IN a dismal prelude to the earnings season, Alcoa Inc reported a quarterly loss of US$1.19 billion late Monday, days after the aluminum giant announced cuts due to sinking prices and demand for the metal.

Alcoa, the world's third-largest aluminum company, said it expects to emerge a stronger company when the world economy stabilizes, but offered no specific forecast for the possible start of a recovery.

The Pittsburgh-based company's loss highlighted the severe impact of the economic downturn on key aluminum markets, such as the auto and construction industries. Prices of the metal, used in everything from cars and aircraft to window frames and beer cans, have fallen steeply along with other commodities since mid-2008. Analysts don't expect a rebound before mid-2009.

Alcoa, the first component of the Dow Jones industrial average to post results and considered a bellwether of earnings to come, said fourth-quarter revenue sank 19 percent to US$5.7 billion from US$7 billion in the year-earlier period.

To cope with diminishing demand, Alcoa last week announced plans to lay off about 13 percent of its global workforce by the end of 2009, further reduce production and spending, and sell four of its subsidiaries. Alcoa said it expected to save US$450 million annually as a result of the cutbacks.

"The aluminum industry is caught up in a perfect storm of historic proportions," Klaus Kleinfeld, Alcoa's president and chief executive, said in a conference call. "The price has never before fallen so fast. As demand disappears, inventories are building and prices are decreasing."

Lower demand

The company said the results were driven by a 35-percent price decline in the quarter - a 56-percent decline from July - and sharply lower demand, particularly from the automotive, commercial transport and building and construction sectors.
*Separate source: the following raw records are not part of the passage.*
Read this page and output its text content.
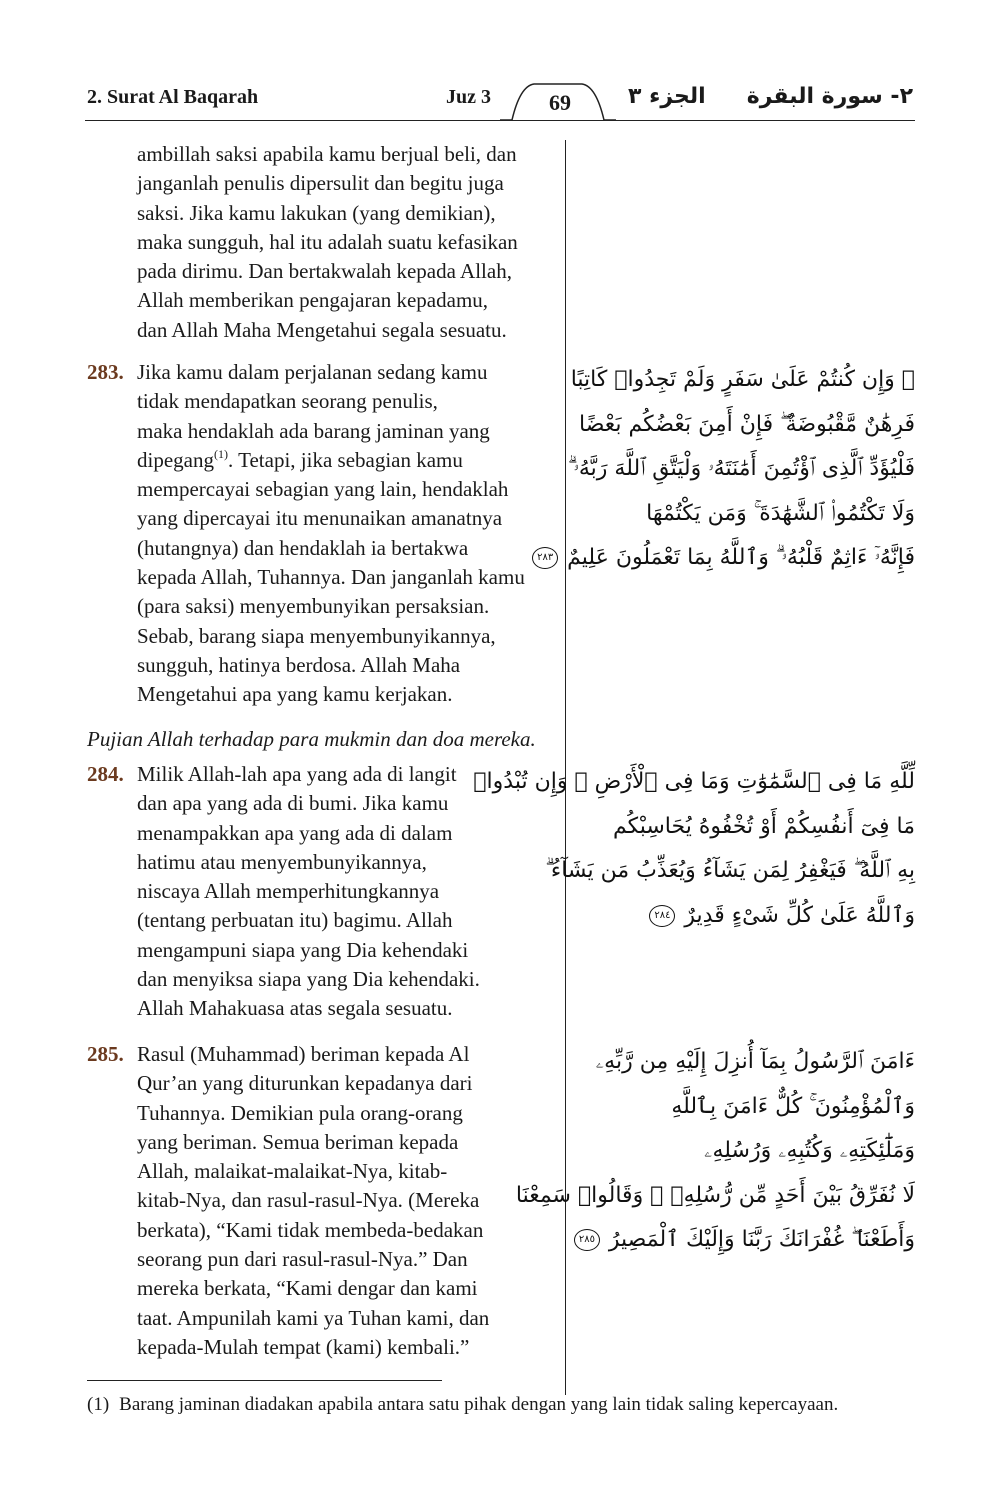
2. Surat Al Baqarah	Juz 3	69	الجزء ٣ ٢- سورة البقرة
ambillah saksi apabila kamu berjual beli, dan
janganlah penulis dipersulit dan begitu juga
saksi. Jika kamu lakukan (yang demikian),
maka sungguh, hal itu adalah suatu kefasikan
pada dirimu. Dan bertakwalah kepada Allah,
Allah memberikan pengajaran kepadamu,
dan Allah Maha Mengetahui segala sesuatu.
283. Jika kamu dalam perjalanan sedang kamu
tidak mendapatkan seorang penulis,
maka hendaklah ada barang jaminan yang
dipegang$^{(1)}$. Tetapi, jika sebagian kamu
mempercayai sebagian yang lain, hendaklah
yang dipercayai itu menunaikan amanatnya
(hutangnya) dan hendaklah ia bertakwa
kepada Allah, Tuhannya. Dan janganlah kamu
(para saksi) menyembunyikan persaksian.
Sebab, barang siapa menyembunyikannya,
sungguh, hatinya berdosa. Allah Maha
Mengetahui apa yang kamu kerjakan.
۞ وَإِن كُنتُمْ عَلَىٰ سَفَرٍ وَلَمْ تَجِدُوا۟ كَاتِبًا
فَرِهَٰنٌ مَّقْبُوضَةٌ ۖ فَإِنْ أَمِنَ بَعْضُكُم بَعْضًا
فَلْيُؤَدِّ ٱلَّذِى ٱؤْتُمِنَ أَمَٰنَتَهُۥ وَلْيَتَّقِ ٱللَّهَ رَبَّهُۥ ۗ
وَلَا تَكْتُمُوا۟ ٱلشَّهَٰدَةَ ۚ وَمَن يَكْتُمْهَا
فَإِنَّهُۥٓ ءَاثِمٌ قَلْبُهُۥ ۗ وَٱللَّهُ بِمَا تَعْمَلُونَ عَلِيمٌ ٢٨٣
Pujian Allah terhadap para mukmin dan doa mereka.
284. Milik Allah-lah apa yang ada di langit
dan apa yang ada di bumi. Jika kamu
menampakkan apa yang ada di dalam
hatimu atau menyembunyikannya,
niscaya Allah memperhitungkannya
(tentang perbuatan itu) bagimu. Allah
mengampuni siapa yang Dia kehendaki
dan menyiksa siapa yang Dia kehendaki.
Allah Mahakuasa atas segala sesuatu.
لِّلَّهِ مَا فِى ٱلسَّمَٰوَٰتِ وَمَا فِى ٱلْأَرْضِ ۗ وَإِن تُبْدُوا۟
مَا فِىٓ أَنفُسِكُمْ أَوْ تُخْفُوهُ يُحَاسِبْكُم
بِهِ ٱللَّهُ ۖ فَيَغْفِرُ لِمَن يَشَآءُ وَيُعَذِّبُ مَن يَشَآءُ ۗ
وَٱللَّهُ عَلَىٰ كُلِّ شَىْءٍ قَدِيرٌ ٢٨٤
285. Rasul (Muhammad) beriman kepada Al
Qur’an yang diturunkan kepadanya dari
Tuhannya. Demikian pula orang-orang
yang beriman. Semua beriman kepada
Allah, malaikat-malaikat-Nya, kitab-
kitab-Nya, dan rasul-rasul-Nya. (Mereka
berkata), “Kami tidak membeda-bedakan
seorang pun dari rasul-rasul-Nya.” Dan
mereka berkata, “Kami dengar dan kami
taat. Ampunilah kami ya Tuhan kami, dan
kepada-Mulah tempat (kami) kembali.”
ءَامَنَ ٱلرَّسُولُ بِمَآ أُنزِلَ إِلَيْهِ مِن رَّبِّهِۦ
وَٱلْمُؤْمِنُونَ ۚ كُلٌّ ءَامَنَ بِٱللَّهِ
وَمَلَٰٓئِكَتِهِۦ وَكُتُبِهِۦ وَرُسُلِهِۦ
لَا نُفَرِّقُ بَيْنَ أَحَدٍ مِّن رُّسُلِهِۦ ۚ وَقَالُوا۟ سَمِعْنَا
وَأَطَعْنَا ۖ غُفْرَانَكَ رَبَّنَا وَإِلَيْكَ ٱلْمَصِيرُ ٢٨٥
(1) Barang jaminan diadakan apabila antara satu pihak dengan yang lain tidak saling kepercayaan.
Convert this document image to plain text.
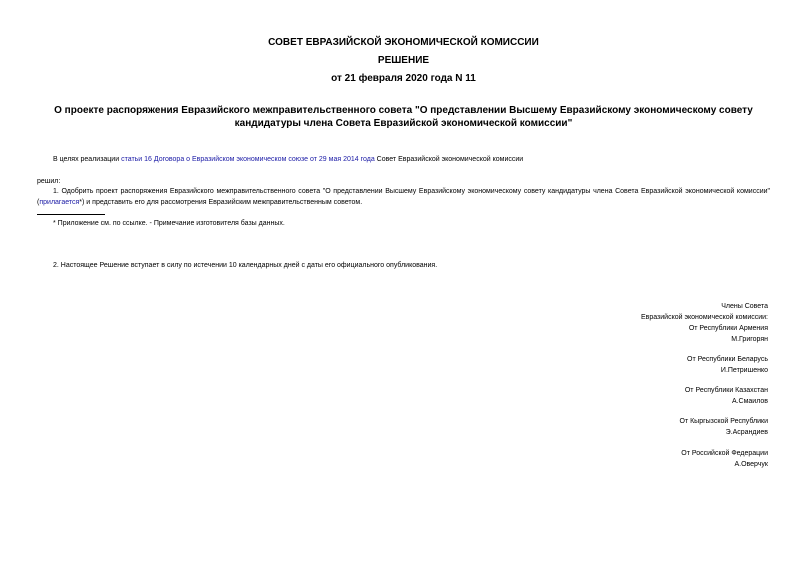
СОВЕТ ЕВРАЗИЙСКОЙ ЭКОНОМИЧЕСКОЙ КОМИССИИ
РЕШЕНИЕ
от 21 февраля 2020 года N 11
О проекте распоряжения Евразийского межправительственного совета "О представлении Высшему Евразийскому экономическому совету кандидатуры члена Совета Евразийской экономической комиссии"
В целях реализации статьи 16 Договора о Евразийском экономическом союзе от 29 мая 2014 года Совет Евразийской экономической комиссии
решил:
1. Одобрить проект распоряжения Евразийского межправительственного совета "О представлении Высшему Евразийскому экономическому совету кандидатуры члена Совета Евразийской экономической комиссии" (прилагается*) и представить его для рассмотрения Евразийским межправительственным советом.
* Приложение см. по ссылке. - Примечание изготовителя базы данных.
2. Настоящее Решение вступает в силу по истечении 10 календарных дней с даты его официального опубликования.
Члены Совета
Евразийской экономической комиссии:
От Республики Армения
М.Григорян
От Республики Беларусь
И.Петришенко
От Республики Казахстан
А.Смаилов
От Кыргызской Республики
Э.Асрандиев
От Российской Федерации
А.Оверчук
Aluminum demand in the United States, which accounts for about 18 percent of the global market, has been falling for months, pushed down by declines in the residential housing and automotive markets. The Census Bureau said new home sales in November slumped over 35 percent from the same month in 2007. Auto sales in the US dropped 36 percent in December from a year ago.

Among Alcoa's customers are auto makers such as General Motors Corp and Ford Motor Co and aircraft manufacturers Boeing Co and Airbus SA.

Alcoa's loss equaled US$1.49 cents per share in the quarter ended December 31. During the same period a year earlier, the company earned US$632 million, or 75 cents per share, helped by restructuring and tax gains.